It’s been a rough 12 months for the construction sector. Disasters – like the Grenfell Tower tragedy and the collapse of Carillion – have conspired with unusual weather to shake markets. But, while joinery has not been completely untouched by this turbulence, it’s holding up surprisingly well. In fact, according to the British Woodworking Federation (BWF), business is booming!
BWF Chief Executive, Iain McIlwee, made the following statement: “According to our latest state of trade survey, at the end of Q1 this year around 60% of our members had experienced growth, with just 16% falling back. Few (just 14%) see the market going back over the next 12 months, with 30% predicting growth of over 5%.”
While McIlwee did say that rising prices were putting pressure on margins, and “we are only starting” to see the impact of Grenfell and Carillion, there’s no doubt that joiners are seeing solid business. Meanwhile, other construction professionals are struggling.
One reason for that discrepancy is that big events – no matter how worrisome or tragic – have a limited impact at the “grass roots” level. People still move house, people still want new doors, windows and furniture.
Helen Hewitt, The BWF’s membership director and lead on the Wood Window Alliance, said: “One of the driving factors on the fenestration market is property transactions. Many home movers make improvements relatively quickly after they have moved in.”
“According to data from Palmer Market Research, over the past circa 20 years the percentage of replacement has never been below 15% of the market. This has slowed up a bit, running about 1% below 2017 levels and, with new builds taking a higher proportion, by rights the window market should be slowing. But we’re not seeing that.”

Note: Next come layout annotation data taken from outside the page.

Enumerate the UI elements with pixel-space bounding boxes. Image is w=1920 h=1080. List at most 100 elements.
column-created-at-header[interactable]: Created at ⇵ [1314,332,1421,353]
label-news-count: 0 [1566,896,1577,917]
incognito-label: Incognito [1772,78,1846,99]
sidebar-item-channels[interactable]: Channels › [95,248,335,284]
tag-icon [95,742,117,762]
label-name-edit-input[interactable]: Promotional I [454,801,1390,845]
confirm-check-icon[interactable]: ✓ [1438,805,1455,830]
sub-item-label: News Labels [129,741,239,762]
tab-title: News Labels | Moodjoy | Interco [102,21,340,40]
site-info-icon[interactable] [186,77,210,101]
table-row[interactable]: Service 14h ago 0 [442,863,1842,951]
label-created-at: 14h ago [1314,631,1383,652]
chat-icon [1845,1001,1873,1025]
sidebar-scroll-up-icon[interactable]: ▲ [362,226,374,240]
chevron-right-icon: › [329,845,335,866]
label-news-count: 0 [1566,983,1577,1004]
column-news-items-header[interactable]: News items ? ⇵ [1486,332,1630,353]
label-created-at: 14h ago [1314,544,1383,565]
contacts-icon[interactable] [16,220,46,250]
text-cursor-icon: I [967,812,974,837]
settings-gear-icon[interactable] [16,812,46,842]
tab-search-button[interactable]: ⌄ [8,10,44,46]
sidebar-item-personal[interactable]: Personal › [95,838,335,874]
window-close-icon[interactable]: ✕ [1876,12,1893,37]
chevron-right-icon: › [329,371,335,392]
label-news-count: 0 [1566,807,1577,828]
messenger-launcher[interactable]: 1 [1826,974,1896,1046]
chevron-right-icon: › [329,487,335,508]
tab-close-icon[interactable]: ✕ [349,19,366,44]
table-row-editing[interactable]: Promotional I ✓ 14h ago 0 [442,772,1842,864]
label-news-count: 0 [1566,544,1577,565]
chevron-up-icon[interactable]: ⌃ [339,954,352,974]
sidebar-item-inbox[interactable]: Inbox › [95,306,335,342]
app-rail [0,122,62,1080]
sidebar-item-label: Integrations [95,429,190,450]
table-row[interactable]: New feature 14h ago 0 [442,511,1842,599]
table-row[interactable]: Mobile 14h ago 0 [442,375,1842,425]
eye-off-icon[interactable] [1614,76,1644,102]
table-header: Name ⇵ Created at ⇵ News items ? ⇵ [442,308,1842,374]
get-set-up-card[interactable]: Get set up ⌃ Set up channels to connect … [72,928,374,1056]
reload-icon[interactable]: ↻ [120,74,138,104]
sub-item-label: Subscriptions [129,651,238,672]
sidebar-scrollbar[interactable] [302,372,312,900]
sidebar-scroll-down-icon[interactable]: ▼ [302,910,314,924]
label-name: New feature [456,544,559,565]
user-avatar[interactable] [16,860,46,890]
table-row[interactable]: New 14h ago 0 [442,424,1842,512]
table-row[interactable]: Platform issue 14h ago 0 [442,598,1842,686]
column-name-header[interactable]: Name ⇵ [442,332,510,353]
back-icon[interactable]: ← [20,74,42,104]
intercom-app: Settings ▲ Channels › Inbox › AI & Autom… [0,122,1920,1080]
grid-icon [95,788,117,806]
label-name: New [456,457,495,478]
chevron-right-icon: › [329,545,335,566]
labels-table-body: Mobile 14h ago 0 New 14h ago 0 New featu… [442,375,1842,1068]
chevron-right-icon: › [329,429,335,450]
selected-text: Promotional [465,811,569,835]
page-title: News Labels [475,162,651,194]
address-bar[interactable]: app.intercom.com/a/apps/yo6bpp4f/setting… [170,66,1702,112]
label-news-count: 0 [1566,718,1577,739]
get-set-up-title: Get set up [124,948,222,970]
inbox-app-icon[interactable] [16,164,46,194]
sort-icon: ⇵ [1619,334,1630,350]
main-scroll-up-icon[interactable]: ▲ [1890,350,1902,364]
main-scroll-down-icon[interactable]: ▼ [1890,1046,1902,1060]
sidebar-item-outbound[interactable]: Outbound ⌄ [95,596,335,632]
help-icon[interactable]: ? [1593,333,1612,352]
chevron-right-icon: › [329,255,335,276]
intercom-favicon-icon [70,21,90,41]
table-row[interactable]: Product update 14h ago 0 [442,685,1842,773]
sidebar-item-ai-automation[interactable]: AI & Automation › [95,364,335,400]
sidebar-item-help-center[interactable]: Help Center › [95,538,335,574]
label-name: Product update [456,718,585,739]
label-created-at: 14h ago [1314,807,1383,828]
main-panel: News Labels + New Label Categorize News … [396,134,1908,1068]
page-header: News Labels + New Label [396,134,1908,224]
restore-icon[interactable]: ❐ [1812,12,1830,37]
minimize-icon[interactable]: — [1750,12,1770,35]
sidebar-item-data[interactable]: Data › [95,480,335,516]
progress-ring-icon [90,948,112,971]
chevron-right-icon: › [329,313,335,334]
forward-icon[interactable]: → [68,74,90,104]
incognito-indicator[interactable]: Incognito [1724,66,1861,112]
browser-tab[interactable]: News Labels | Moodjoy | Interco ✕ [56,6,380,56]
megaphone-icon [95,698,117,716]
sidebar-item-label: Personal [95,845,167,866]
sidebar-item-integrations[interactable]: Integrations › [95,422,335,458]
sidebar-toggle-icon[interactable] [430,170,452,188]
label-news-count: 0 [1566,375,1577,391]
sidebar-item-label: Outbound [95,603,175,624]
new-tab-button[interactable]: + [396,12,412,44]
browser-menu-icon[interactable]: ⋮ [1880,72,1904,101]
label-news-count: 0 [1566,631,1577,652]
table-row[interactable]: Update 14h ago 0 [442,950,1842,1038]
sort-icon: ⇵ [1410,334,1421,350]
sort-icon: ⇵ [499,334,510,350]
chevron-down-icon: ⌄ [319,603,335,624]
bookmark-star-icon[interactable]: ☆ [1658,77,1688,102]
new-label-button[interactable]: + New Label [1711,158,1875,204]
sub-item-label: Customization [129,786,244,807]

Mrs. Hewitt added: “in 2016 wood accounted for around 15% of the window market, so there is plenty of room for growth. According to our research, one in four home owners is planning to decrease the amount of plastics in their home this year. Conversely, timber is cited by 67% of homeowners as the material they would like to have more of in their homes. This can only be good for wood windows.” And, indeed, it can only be good for wood all round.